The behavior of consumption in 2021-2023 is particularly notable because income, as I mentioned earlier, was not K-shaped over this period but consumption is. And, in contrast to the previous periods, middle-income households' consumption rises rather than falls.
We haven't talked about the middle much yet, but they are also sometimes part of the downward or upward slope of the K. The post-COVID period is one where the consumption of middle-income households actually rises.
Sablik: One thing you mentioned in your District Dialogues presentation is the data that we have on this is lagged and backward-looking. Did you learn anything from the discussions at the District Dialogues event or other sources that can help fill in the data gaps about the economy?
Neelakantan: Let me speak to the data challenge first. The data we used for income is the Current Population Survey. It's a nationally representative survey. It asks people about their income the previous year. So, even though the 2025 survey is out, what we learn are the incomes of people in 2024.
So, what do we do in the meantime? One of the things we do is we look at data sources that come out more quickly. They may be less complete, but these days they tend to be quite representative. The New York Fed is one such data source and they have some posts about the K-shaped economy that we discussed with them.
The other thing that helps us is that there are people from our team who are always doing on-the-ground sensing. They go out into the community.

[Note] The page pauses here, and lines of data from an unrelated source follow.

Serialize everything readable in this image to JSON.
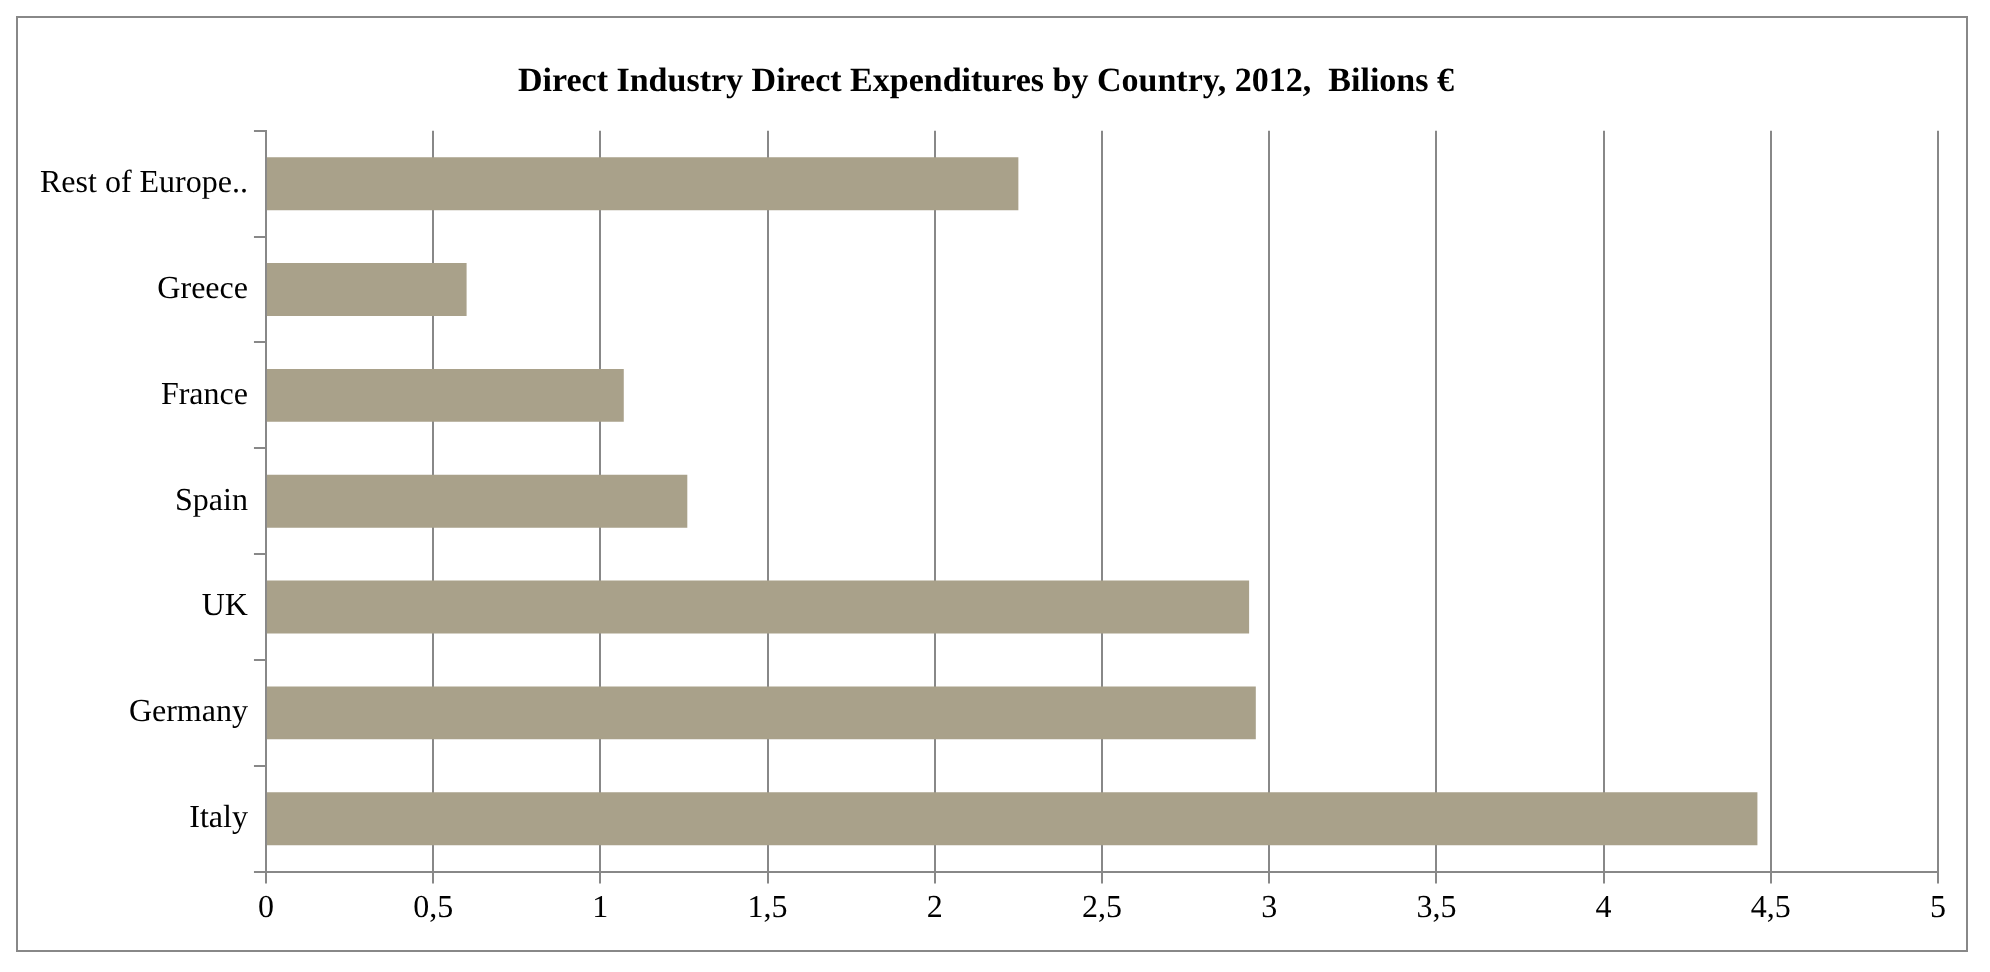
{
  "chart_data": {
    "type": "bar",
    "orientation": "horizontal",
    "title": "Direct Industry Direct Expenditures by Country, 2012,  Bilions €",
    "categories": [
      "Rest of Europe..",
      "Greece",
      "France",
      "Spain",
      "UK",
      "Germany",
      "Italy"
    ],
    "values": [
      2.25,
      0.6,
      1.07,
      1.26,
      2.94,
      2.96,
      4.46
    ],
    "color": "#a9a18a",
    "xlim": [
      0,
      5
    ],
    "xticks": [
      0,
      {
        "value": 0.5,
        "label": "0,5"
      },
      1,
      {
        "value": 1.5,
        "label": "1,5"
      },
      2,
      {
        "value": 2.5,
        "label": "2,5"
      },
      3,
      {
        "value": 3.5,
        "label": "3,5"
      },
      4,
      {
        "value": 4.5,
        "label": "4,5"
      },
      5
    ],
    "grid": "x",
    "legend": false
  }
}
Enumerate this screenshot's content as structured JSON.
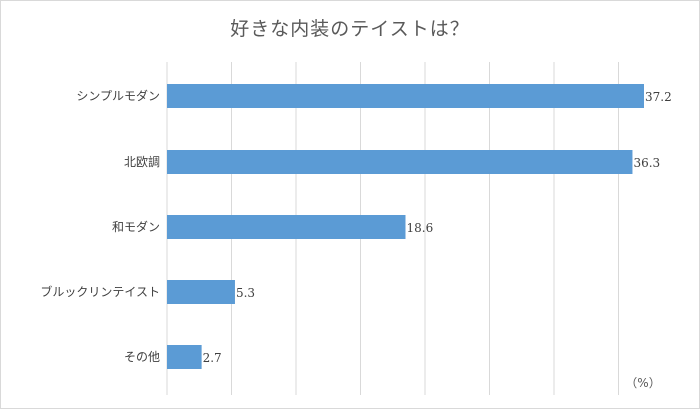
{
  "chart_data": {
    "type": "bar",
    "orientation": "horizontal",
    "title": "好きな内装のテイストは？",
    "categories": [
      "シンプルモダン",
      "北欧調",
      "和モダン",
      "ブルックリンテイスト",
      "その他"
    ],
    "values": [
      37.2,
      36.3,
      18.6,
      5.3,
      2.7
    ],
    "value_labels": [
      "37.2",
      "36.3",
      "18.6",
      "5.3",
      "2.7"
    ],
    "unit": "（%）",
    "xlim": [
      0,
      37.2
    ],
    "grid": true,
    "bar_color": "#5b9bd5",
    "grid_color": "#d9d9d9"
  }
}
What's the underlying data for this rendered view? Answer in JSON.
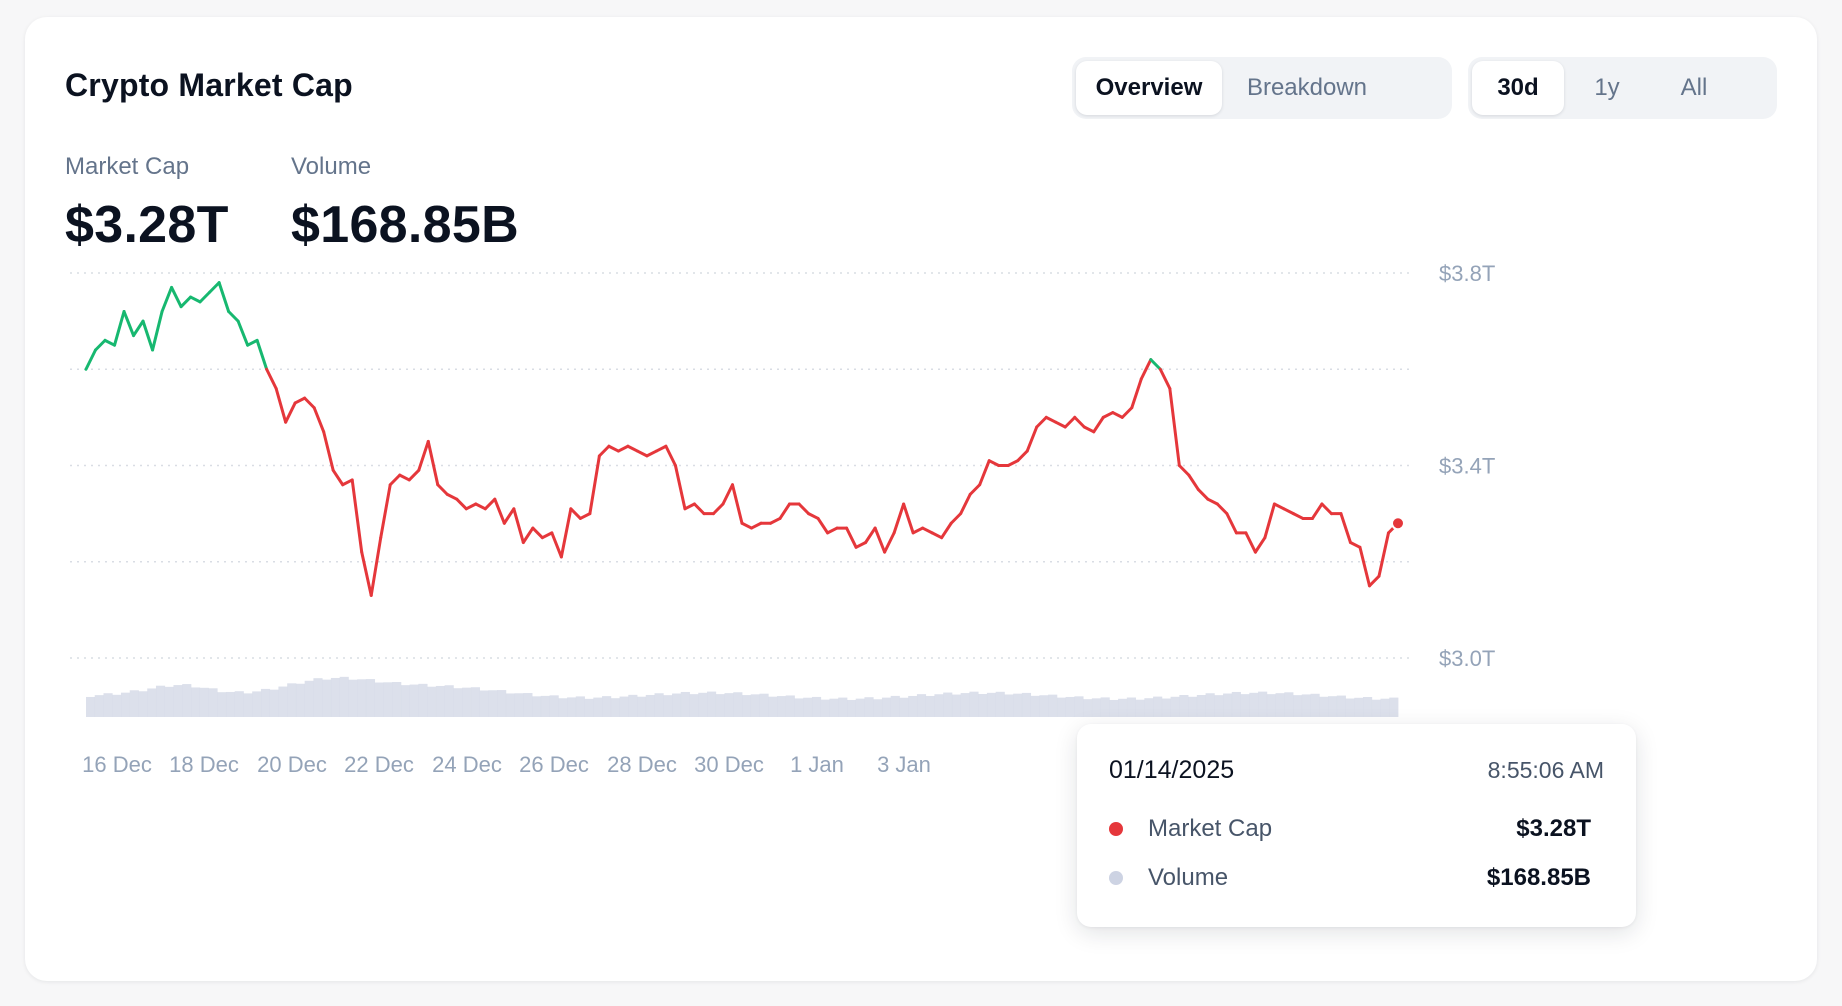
{
  "header": {
    "title": "Crypto Market Cap",
    "view_tabs": [
      {
        "label": "Overview",
        "active": true
      },
      {
        "label": "Breakdown",
        "active": false
      }
    ],
    "range_tabs": [
      {
        "label": "30d",
        "active": true
      },
      {
        "label": "1y",
        "active": false
      },
      {
        "label": "All",
        "active": false
      }
    ]
  },
  "stats": {
    "market_cap": {
      "label": "Market Cap",
      "value": "$3.28T"
    },
    "volume": {
      "label": "Volume",
      "value": "$168.85B"
    }
  },
  "tooltip": {
    "date": "01/14/2025",
    "time": "8:55:06 AM",
    "rows": [
      {
        "name": "Market Cap",
        "value": "$3.28T",
        "color": "#e5373b"
      },
      {
        "name": "Volume",
        "value": "$168.85B",
        "color": "#cdd3e3"
      }
    ]
  },
  "colors": {
    "up": "#17b870",
    "down": "#e5373b",
    "volume": "#d6dae8",
    "grid": "#d9dde4"
  },
  "chart_data": {
    "type": "line",
    "y_ticks": [
      "$3.8T",
      "$3.4T",
      "$3.0T"
    ],
    "x_ticks": [
      "16 Dec",
      "18 Dec",
      "20 Dec",
      "22 Dec",
      "24 Dec",
      "26 Dec",
      "28 Dec",
      "30 Dec",
      "1 Jan",
      "3 Jan"
    ],
    "ylim": [
      3.0,
      3.8
    ],
    "series": [
      {
        "values": [
          3.6,
          3.64,
          3.66,
          3.65,
          3.72,
          3.67,
          3.7,
          3.64,
          3.72,
          3.77,
          3.73,
          3.75,
          3.74,
          3.76,
          3.78,
          3.72,
          3.7,
          3.65,
          3.66,
          3.6,
          3.56,
          3.49,
          3.53,
          3.54,
          3.52,
          3.47,
          3.39,
          3.36,
          3.37,
          3.22,
          3.13,
          3.25,
          3.36,
          3.38,
          3.37,
          3.39,
          3.45,
          3.36,
          3.34,
          3.33,
          3.31,
          3.32,
          3.31,
          3.33,
          3.28,
          3.31,
          3.24,
          3.27,
          3.25,
          3.26,
          3.21,
          3.31,
          3.29,
          3.3,
          3.42,
          3.44,
          3.43,
          3.44,
          3.43,
          3.42,
          3.43,
          3.44,
          3.4,
          3.31,
          3.32,
          3.3,
          3.3,
          3.32,
          3.36,
          3.28,
          3.27,
          3.28,
          3.28,
          3.29,
          3.32,
          3.32,
          3.3,
          3.29,
          3.26,
          3.27,
          3.27,
          3.23,
          3.24,
          3.27,
          3.22,
          3.26,
          3.32,
          3.26,
          3.27,
          3.26,
          3.25,
          3.28,
          3.3,
          3.34,
          3.36,
          3.41,
          3.4,
          3.4,
          3.41,
          3.43,
          3.48,
          3.5,
          3.49,
          3.48,
          3.5,
          3.48,
          3.47,
          3.5,
          3.51,
          3.5,
          3.52,
          3.58,
          3.62,
          3.6,
          3.56,
          3.4,
          3.38,
          3.35,
          3.33,
          3.32,
          3.3,
          3.26,
          3.26,
          3.22,
          3.25,
          3.32,
          3.31,
          3.3,
          3.29,
          3.29,
          3.32,
          3.3,
          3.3,
          3.24,
          3.23,
          3.15,
          3.17,
          3.26,
          3.28
        ]
      }
    ]
  }
}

District Dialogues is an example of an event where we bring people from the outside in and they can tell us in real time what they're seeing from talking to consumers and businesses and community members.
Data sources that come out more frequently, combined with our sensing apparatus, can help us fill these gaps. That said, I am not going to venture to tell you what alphabet describes the economy right now.
Sablik: Yeah, that's the big question.
On that note, are you or your colleagues planning to continue or expand your research on this topic?
Neelakantan: John Jones and I have work in progress with two other co-authors, Grey Gordon and Kartik Athreya, looking at binning people into income groups and looking at outcomes over the life cycle for them. Relevant to what we talked about earlier is how much mobility we see across income bins you want to look at.
Sablik: Urvi, thanks for joining me today and sharing with our podcast audience everything that you have learned about the K-shaped economy.